When police questioned Guerrero, he admitted to owning a .25-caliber Raven Arms Model P-25 pistol that he said he dumped months earlier in a storm drain near Center Street and Cypress Avenue. (After scouring the storm drain, police could not find the gun.) Guerrero’s older brother bought the gun for Guerrero a year earlier from a Yucaipa man for $70. “Since he already had a .357 [magnum] he thought that his brother might like the gun because his brother was into swords and different stuff like that,” according to police transcripts.

Guerrero told police that he didn’t like owning the gun and thought it best to get rid of it. “I thought it was neat, then it became a pain in my ass because I didn’t feel safe with it around. It was a worry for me,” he told police.

The Yucaipa man told police that he had used the gun for target practice at his mother’s house. The police then searched the back yard and found three shell casings that positively matched the shell casing found at the scene of Bullwinkle’s death.

There were signs that Guerrero was beginning to crack. On one occasion after a fight with Romero at her house, he broke down in front of her mother and started screaming, crying uncontrollably and hitting their garage door. Friends say he wasn’t taking Bullwinkle’s death well. However, he still was savvy enough to point his finger at the Yucaipa man who sold the gun to his brother. At the memorial, Guerrero told Bullwinkle’s close friend Amy Locust that a week before Bullwinkle was murdered his brother told him that the Yucaipa man told his brother he wanted to kill Bullwinkle. Thinking that she was being helpful, Locust would relay this conversation to the police.

Meanwhile, the relationship between Guerrero and Noordman was starting to fray because, according to Noordman, he was acting like he didn’t have time for her. Noordman blamed this on Elody Romero, who Noordman said, “hates my guts.” Noordman’s behavior after the murder was described as “best friends one day, bitchy the next,”according to Simonson.

 

POLICE DECIDED to go after Noordman first when they found out that Noordman was with Guerrero on the day Bullwinkle disappeared. Noordman confessed her part in the crime while being interrogated by Redlands police detectives. Then she was allowed to go home. The next day she confessed again to her boyfriend Peter Kovalsky. “We really fucked up,” she said to Kovalsky on the morning of November 5 at 9 a.m. “Damien and I shot Kelly. It was an accident.” Noordman told Kovalsky that the police had already arrested two other guys and “we figured that they would be busted for it.”

When the cops showed up at Guerrero’s house to tell him that Noordman had confessed, he replied, “I do not want to answer any questions, and I am going to get up and walk into the house and take a nap.”
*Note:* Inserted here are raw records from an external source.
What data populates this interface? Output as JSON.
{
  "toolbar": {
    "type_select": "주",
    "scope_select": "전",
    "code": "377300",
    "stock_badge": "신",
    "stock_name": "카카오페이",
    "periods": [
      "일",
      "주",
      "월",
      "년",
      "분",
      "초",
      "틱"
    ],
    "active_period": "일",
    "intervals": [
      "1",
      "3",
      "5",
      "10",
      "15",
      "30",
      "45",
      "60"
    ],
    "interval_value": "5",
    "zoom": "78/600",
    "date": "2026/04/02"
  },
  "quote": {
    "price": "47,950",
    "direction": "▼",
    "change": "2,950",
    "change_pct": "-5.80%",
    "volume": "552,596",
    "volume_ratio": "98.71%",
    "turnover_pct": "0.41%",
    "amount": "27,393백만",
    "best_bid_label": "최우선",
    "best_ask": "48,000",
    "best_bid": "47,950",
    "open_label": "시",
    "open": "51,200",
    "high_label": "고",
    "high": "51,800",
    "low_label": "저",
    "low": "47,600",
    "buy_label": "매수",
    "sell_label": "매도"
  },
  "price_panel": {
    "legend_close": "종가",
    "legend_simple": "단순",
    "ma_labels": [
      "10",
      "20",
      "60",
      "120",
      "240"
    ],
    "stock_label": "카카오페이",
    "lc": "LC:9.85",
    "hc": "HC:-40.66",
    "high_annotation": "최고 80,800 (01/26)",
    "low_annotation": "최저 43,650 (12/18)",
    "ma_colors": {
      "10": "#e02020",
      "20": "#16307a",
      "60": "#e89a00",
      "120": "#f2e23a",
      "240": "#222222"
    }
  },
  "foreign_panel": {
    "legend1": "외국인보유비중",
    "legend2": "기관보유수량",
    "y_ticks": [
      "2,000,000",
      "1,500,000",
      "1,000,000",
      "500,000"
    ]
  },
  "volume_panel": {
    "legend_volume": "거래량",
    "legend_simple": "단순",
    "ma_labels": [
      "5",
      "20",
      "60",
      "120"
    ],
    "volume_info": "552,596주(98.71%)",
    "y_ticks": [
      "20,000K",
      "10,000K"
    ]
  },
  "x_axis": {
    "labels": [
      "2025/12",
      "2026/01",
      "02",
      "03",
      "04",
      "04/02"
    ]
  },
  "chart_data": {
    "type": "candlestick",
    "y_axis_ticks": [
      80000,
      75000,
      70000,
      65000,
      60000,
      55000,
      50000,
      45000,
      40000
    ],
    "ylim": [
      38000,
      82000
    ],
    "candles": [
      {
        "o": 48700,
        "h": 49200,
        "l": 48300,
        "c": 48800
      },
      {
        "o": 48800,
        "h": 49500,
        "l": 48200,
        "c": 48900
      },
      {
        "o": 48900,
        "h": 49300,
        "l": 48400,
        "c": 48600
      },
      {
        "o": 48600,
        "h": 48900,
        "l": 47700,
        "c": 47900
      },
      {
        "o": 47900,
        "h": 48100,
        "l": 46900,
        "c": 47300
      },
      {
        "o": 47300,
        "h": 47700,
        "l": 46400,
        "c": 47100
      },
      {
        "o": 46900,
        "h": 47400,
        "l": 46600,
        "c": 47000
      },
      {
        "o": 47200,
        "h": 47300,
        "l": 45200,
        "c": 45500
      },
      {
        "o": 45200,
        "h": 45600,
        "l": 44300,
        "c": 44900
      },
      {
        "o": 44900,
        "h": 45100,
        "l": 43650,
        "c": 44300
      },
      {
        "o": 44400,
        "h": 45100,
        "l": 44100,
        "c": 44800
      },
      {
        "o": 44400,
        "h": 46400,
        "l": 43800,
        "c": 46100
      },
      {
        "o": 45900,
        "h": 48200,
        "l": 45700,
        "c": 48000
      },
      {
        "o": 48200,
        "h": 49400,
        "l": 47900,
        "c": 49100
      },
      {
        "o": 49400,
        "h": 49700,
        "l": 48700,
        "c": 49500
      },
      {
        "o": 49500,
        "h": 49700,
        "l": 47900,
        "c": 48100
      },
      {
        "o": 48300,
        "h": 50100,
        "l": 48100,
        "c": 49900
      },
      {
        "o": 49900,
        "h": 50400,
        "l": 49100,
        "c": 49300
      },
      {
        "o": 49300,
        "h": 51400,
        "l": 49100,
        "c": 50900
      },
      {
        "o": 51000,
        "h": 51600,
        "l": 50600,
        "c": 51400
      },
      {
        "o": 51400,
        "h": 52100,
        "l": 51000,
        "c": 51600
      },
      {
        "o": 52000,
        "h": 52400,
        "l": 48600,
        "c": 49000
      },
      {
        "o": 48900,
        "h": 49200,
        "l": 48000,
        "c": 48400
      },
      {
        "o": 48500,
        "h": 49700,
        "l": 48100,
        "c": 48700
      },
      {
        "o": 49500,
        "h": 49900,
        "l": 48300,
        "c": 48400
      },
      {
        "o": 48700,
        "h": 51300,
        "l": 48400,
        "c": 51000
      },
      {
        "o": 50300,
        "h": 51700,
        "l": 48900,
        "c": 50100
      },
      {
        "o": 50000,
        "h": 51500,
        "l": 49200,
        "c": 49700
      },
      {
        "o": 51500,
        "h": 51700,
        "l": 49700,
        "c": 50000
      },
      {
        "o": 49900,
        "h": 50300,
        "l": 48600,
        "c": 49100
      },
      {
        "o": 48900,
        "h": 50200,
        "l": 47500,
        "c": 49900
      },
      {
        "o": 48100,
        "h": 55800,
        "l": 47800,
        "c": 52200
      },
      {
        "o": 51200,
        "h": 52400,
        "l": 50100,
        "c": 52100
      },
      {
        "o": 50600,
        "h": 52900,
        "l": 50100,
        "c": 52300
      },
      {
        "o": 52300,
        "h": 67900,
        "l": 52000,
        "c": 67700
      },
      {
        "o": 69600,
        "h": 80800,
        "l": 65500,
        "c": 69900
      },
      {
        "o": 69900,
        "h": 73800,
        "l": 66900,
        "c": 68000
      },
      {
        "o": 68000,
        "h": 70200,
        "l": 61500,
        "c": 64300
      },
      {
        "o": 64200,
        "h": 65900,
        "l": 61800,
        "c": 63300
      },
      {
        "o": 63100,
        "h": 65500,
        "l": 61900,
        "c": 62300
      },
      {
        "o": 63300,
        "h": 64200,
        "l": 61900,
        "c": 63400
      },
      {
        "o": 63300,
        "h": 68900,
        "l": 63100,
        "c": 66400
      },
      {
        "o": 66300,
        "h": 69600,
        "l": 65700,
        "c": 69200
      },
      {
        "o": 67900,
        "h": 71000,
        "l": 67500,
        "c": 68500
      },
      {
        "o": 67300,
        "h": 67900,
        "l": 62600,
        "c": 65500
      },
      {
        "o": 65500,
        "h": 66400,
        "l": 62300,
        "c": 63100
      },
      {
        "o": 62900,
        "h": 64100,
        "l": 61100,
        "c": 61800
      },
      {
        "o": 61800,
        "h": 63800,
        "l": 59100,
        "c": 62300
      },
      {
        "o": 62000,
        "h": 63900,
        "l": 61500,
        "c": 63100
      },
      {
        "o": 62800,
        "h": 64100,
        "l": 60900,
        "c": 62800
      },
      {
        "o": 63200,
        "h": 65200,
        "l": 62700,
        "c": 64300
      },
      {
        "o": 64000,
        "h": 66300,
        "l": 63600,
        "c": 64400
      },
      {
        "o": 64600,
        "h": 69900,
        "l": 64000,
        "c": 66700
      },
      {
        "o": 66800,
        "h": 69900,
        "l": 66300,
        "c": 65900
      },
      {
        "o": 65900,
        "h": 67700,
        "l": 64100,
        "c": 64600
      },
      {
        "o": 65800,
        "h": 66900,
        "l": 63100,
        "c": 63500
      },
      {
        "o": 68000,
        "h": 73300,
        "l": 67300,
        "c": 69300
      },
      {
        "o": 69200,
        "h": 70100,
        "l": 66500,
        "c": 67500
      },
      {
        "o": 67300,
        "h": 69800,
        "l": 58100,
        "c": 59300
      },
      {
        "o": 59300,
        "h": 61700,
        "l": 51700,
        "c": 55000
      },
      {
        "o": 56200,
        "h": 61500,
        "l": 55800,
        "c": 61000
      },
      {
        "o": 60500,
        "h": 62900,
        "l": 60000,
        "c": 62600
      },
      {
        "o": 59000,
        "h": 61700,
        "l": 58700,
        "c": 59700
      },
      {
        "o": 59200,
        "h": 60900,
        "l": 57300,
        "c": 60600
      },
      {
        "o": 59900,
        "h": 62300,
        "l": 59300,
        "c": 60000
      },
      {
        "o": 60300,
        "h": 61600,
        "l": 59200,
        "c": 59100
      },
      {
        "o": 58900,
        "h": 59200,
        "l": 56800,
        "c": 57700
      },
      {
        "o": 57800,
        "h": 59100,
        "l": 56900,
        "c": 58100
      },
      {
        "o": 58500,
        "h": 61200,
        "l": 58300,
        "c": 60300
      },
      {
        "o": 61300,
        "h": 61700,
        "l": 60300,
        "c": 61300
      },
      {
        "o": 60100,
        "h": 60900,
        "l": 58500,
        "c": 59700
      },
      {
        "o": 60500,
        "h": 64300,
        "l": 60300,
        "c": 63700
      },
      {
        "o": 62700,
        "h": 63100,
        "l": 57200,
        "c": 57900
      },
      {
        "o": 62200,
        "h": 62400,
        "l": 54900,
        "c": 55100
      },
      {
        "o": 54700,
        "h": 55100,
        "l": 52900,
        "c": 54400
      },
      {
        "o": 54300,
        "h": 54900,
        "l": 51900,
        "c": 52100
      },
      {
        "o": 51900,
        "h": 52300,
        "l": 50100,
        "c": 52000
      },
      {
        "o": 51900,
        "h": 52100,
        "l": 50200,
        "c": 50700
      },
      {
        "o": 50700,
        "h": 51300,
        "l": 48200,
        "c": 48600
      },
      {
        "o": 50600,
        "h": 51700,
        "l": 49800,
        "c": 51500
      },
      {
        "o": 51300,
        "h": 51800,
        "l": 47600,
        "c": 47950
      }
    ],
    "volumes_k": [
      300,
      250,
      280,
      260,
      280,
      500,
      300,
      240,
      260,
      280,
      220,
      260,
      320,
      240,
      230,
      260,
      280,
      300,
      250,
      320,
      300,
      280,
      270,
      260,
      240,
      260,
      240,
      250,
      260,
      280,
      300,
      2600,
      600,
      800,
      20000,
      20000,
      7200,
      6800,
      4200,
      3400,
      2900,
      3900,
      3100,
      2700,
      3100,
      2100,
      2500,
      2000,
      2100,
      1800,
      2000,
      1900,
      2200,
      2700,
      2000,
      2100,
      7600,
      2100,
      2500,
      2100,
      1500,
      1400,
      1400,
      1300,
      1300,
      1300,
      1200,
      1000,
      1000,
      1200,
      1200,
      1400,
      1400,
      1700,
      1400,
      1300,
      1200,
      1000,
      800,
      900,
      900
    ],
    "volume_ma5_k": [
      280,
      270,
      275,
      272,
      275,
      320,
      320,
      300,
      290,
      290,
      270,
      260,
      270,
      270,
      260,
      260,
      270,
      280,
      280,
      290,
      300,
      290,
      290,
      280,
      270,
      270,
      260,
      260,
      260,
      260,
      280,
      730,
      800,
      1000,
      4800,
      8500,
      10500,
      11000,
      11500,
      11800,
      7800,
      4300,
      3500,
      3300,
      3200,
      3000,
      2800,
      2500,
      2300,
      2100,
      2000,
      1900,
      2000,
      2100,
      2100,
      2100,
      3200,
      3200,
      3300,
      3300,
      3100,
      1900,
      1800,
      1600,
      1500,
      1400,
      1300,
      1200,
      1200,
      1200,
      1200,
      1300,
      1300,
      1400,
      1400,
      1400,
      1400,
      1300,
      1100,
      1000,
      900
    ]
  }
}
The Redlands police arrested Noordman as she was driving southbound with her parents on Interstate 15 at the Jurupa Street offramp on November 5 at 12:34 p.m. When Noordman had confessed her part in the murder, her mother told her, “You need to be put away,” and was angry at the police for not arresting her daughter immediately.

Police say in retrospect that Noordman had cleverly manipulated details of the encounter with McMillan and McGloughlin to lead police toward them. McMillan told police that he was just making a joke about killing Bullwinkle. Guerrero was arrested at 1:45 p.m. while watching Matrix Revolutions at San Bernardino’s Cinema Star on E Street.